Inflation is basically an increase in the price of goods and services. Economists like to keep inflation at about 2-3%. That means something you buy in one year for a dollar will, at least in theory, cost $1.02 a year later.
We want some inflation because it indicates that the economy is growing. But too much, like in the 70s and early 80s, puts a major cramp on the economy. Consumers suddenly can’t afford things, especially big-ticket items like houses and cars. Businesses can’t afford to buy things either, with consumers shying away from their products or services because of prices and uncertainty.
Meanwhile, over the years, high inflation can erode your savings accounts. In particular, people saving for retirement need to take inflation into account when calculating how much they need to save for their non-working years.
Why talk inflation now? Because interest rates are dead low, and have been for a few years, but The Bank of Canada will raise those rates if inflation starts to climb. That’s because raising interest rates, which puts a cap on how much money is circulating in the economy, helps curb inflation.
And that is exactly what happened in the 1980s. After years of out of control inflation, interest rates started to spike in North America. That licked inflation, but also made it incredibly hard for families to pay their mortgages, particularly when rates hit 20%.
One reason the Bank did not raise interest rates this week is inflation has been hovering around 2.2%, which is ideal for economists. The Bank of Canada stated, with its interest rate announcement earlier this week, that inflation is in check, thanks partly to the high state of the Canadian dollar. By keeping interest rates as they are, at least for now, the bank believes it’s keeping a fine balance between inflation, money, and the growth of the economy.

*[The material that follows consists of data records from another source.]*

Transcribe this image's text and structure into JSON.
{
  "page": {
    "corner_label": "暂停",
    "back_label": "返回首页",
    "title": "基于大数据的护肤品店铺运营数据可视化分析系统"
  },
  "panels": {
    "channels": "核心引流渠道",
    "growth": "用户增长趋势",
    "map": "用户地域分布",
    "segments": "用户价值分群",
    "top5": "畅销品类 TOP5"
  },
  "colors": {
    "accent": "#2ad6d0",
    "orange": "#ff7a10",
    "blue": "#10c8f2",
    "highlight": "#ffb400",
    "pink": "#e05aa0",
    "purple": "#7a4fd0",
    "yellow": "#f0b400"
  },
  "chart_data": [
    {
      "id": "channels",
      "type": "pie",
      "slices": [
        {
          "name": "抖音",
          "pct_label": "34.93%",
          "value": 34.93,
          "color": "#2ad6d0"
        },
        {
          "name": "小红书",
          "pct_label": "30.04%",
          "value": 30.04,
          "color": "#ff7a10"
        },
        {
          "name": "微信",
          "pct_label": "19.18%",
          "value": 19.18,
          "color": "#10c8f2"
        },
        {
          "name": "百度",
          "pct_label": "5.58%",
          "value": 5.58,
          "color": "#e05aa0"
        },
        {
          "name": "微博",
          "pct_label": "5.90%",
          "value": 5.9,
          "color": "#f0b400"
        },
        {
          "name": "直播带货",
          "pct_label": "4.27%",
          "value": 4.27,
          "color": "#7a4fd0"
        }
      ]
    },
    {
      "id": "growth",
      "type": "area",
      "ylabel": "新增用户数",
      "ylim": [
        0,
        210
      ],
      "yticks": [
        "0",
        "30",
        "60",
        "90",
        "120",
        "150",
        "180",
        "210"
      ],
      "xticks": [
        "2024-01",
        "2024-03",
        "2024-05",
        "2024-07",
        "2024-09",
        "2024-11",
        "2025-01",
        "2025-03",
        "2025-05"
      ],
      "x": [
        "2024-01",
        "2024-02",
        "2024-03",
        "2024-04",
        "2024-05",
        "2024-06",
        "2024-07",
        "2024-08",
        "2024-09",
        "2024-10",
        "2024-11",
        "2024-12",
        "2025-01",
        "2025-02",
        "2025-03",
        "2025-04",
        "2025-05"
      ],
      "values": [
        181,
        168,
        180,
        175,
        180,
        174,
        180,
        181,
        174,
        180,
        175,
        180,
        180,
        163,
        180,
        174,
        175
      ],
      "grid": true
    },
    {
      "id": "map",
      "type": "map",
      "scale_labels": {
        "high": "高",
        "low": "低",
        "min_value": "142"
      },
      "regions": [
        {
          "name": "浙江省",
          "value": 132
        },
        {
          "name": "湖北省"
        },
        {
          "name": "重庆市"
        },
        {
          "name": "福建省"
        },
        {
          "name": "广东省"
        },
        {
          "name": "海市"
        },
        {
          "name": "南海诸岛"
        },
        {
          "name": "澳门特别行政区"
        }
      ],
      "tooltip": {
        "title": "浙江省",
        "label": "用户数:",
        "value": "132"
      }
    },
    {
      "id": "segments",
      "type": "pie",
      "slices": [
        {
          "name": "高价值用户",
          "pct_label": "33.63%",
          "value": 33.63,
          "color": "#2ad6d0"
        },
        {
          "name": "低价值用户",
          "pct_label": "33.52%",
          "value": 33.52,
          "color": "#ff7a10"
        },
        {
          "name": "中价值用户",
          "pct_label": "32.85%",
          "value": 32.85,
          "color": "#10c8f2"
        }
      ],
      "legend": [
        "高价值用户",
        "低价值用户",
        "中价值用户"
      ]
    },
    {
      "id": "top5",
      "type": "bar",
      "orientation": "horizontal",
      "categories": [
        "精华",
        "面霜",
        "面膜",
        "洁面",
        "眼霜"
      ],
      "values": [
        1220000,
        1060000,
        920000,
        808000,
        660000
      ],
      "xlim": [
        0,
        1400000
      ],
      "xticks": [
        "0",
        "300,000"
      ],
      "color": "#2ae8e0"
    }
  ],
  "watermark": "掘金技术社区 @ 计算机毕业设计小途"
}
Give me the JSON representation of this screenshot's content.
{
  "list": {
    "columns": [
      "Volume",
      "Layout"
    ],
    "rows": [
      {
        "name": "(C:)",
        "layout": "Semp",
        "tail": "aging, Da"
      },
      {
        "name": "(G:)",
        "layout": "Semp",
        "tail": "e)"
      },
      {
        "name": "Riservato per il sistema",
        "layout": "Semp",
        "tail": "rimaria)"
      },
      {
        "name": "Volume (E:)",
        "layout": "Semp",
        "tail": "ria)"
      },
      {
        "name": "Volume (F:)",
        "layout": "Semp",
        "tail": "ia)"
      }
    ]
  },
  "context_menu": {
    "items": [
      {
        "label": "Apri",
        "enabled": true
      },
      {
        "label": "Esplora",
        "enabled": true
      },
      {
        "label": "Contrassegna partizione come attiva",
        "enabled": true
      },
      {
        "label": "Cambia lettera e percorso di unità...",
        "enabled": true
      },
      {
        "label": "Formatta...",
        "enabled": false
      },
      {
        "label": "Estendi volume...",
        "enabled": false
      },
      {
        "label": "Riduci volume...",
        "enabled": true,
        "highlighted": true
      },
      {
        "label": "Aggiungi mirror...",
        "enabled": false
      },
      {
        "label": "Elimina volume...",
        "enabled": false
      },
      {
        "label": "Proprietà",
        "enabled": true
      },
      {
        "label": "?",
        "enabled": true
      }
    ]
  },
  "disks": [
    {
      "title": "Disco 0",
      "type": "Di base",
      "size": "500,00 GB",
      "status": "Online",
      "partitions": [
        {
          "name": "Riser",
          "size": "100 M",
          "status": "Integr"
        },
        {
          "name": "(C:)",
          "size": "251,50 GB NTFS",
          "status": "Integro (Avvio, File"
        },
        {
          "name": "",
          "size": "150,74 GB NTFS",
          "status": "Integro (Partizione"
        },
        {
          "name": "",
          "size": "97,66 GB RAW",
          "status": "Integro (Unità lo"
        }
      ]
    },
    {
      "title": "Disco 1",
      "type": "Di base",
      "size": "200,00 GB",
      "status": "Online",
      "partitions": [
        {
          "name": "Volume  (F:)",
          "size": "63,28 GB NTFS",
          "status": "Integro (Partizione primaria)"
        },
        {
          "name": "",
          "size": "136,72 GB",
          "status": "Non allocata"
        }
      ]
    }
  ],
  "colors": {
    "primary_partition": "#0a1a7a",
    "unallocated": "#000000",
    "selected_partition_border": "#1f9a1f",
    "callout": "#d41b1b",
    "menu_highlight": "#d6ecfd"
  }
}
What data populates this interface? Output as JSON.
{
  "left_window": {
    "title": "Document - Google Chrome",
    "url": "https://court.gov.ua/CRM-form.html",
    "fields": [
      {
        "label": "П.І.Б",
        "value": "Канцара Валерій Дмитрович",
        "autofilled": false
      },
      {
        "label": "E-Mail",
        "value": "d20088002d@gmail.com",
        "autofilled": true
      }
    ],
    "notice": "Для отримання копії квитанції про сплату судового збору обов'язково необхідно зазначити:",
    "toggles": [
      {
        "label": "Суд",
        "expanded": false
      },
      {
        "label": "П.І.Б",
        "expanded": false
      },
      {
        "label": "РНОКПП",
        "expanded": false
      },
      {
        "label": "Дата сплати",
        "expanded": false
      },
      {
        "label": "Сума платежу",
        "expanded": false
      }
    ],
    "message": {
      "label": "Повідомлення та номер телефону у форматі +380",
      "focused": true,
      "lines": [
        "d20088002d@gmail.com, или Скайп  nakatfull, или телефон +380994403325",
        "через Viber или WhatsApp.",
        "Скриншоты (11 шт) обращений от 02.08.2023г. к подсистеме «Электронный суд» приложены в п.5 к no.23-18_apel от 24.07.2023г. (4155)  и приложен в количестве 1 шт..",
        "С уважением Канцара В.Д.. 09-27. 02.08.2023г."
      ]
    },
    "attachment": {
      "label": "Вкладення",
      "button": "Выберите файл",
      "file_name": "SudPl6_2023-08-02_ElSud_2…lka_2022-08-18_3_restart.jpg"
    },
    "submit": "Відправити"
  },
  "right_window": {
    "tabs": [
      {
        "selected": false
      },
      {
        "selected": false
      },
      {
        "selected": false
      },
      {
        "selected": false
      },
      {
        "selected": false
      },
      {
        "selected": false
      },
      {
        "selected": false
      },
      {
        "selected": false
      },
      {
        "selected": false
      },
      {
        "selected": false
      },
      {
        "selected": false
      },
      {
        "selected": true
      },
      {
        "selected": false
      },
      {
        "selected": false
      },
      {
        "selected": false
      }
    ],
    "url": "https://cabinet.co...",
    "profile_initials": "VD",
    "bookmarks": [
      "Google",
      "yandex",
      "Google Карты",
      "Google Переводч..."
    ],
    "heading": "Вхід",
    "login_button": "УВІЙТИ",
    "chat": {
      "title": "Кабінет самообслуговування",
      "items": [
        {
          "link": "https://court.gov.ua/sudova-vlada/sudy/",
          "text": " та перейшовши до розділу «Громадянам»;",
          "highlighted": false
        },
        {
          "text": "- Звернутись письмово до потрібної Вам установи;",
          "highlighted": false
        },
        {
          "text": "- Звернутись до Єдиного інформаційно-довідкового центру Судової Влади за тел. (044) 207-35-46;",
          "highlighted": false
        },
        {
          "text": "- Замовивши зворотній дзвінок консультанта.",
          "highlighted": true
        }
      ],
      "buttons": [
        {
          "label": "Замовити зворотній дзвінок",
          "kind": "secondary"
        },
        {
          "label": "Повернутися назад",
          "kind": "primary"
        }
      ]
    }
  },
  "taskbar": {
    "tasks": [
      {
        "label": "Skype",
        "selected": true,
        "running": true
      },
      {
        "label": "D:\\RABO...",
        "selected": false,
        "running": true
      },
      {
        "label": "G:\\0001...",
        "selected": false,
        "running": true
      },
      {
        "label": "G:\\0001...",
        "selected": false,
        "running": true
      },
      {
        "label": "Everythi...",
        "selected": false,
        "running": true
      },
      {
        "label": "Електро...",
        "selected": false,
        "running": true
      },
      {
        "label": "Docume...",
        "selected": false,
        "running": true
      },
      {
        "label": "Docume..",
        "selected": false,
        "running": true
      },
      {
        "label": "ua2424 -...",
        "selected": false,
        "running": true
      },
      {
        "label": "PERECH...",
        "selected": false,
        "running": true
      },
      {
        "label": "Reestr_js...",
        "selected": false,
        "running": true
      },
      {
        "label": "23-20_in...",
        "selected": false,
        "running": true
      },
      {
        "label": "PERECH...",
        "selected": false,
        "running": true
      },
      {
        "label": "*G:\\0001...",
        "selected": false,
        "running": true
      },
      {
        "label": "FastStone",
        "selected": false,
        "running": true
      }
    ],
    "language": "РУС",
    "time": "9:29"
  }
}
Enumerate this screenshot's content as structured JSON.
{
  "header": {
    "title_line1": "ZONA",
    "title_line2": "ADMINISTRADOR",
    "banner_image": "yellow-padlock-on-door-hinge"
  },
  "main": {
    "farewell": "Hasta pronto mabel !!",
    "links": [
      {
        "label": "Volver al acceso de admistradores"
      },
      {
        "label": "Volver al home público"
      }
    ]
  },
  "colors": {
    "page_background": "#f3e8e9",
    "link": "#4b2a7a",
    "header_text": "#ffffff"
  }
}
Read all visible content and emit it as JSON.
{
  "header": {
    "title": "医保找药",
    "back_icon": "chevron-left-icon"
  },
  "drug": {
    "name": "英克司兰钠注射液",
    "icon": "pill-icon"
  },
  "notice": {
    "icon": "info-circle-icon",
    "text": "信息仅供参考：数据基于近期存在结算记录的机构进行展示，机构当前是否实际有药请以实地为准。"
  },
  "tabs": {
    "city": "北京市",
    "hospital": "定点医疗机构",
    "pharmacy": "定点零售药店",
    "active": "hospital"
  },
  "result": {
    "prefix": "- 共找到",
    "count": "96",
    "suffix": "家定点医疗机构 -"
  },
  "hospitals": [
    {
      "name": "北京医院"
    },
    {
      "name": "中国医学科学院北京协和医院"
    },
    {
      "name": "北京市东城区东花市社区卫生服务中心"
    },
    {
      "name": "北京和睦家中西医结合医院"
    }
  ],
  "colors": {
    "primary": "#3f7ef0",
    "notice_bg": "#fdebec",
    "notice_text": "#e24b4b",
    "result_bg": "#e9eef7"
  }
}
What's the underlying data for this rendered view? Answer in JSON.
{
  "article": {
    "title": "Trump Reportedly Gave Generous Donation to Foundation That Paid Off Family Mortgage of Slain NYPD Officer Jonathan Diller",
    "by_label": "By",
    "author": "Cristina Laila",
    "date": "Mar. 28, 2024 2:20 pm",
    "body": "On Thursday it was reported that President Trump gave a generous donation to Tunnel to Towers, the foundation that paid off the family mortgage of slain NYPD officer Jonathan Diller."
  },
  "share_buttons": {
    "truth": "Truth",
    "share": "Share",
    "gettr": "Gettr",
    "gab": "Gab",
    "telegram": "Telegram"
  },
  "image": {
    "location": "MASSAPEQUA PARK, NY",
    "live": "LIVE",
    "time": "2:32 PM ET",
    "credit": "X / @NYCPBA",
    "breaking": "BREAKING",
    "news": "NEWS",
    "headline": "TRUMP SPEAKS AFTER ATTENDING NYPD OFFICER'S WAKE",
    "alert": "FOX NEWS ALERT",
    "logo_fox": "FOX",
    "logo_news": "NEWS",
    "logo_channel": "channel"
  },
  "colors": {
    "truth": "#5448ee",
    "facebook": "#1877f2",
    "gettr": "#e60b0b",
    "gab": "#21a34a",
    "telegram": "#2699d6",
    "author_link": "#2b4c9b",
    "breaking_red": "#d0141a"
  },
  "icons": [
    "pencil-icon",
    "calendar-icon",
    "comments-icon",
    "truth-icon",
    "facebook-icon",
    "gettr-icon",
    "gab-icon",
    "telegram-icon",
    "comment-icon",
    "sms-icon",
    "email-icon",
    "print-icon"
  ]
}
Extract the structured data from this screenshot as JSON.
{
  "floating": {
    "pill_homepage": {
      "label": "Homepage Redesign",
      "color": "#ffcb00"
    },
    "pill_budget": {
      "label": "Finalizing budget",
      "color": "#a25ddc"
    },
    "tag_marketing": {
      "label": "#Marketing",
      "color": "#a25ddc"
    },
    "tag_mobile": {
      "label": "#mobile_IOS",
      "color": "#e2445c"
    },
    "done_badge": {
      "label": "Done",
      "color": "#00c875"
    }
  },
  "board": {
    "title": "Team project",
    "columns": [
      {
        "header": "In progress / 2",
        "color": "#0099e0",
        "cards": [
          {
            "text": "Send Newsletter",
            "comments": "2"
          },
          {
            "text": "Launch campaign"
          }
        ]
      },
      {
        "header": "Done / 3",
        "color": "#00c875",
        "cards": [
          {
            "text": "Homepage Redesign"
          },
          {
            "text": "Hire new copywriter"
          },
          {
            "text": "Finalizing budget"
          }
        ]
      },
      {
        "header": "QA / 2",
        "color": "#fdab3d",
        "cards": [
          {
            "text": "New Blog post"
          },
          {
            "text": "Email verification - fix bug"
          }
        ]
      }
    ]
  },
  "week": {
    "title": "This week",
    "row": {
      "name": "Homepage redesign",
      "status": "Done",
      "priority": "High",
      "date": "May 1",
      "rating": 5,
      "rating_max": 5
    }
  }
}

What do you truly need to know about inflation? That the economic errors of the past are informing what economists do today. The Bank of Canada can’t control the economy with its policies, but it can help things move along smoothly by tinkering with the amount of money in circulation and interest rates. It’s not an exact science, but it's one that our government uses to try to make the economy hum along so you and I can live as well as possible.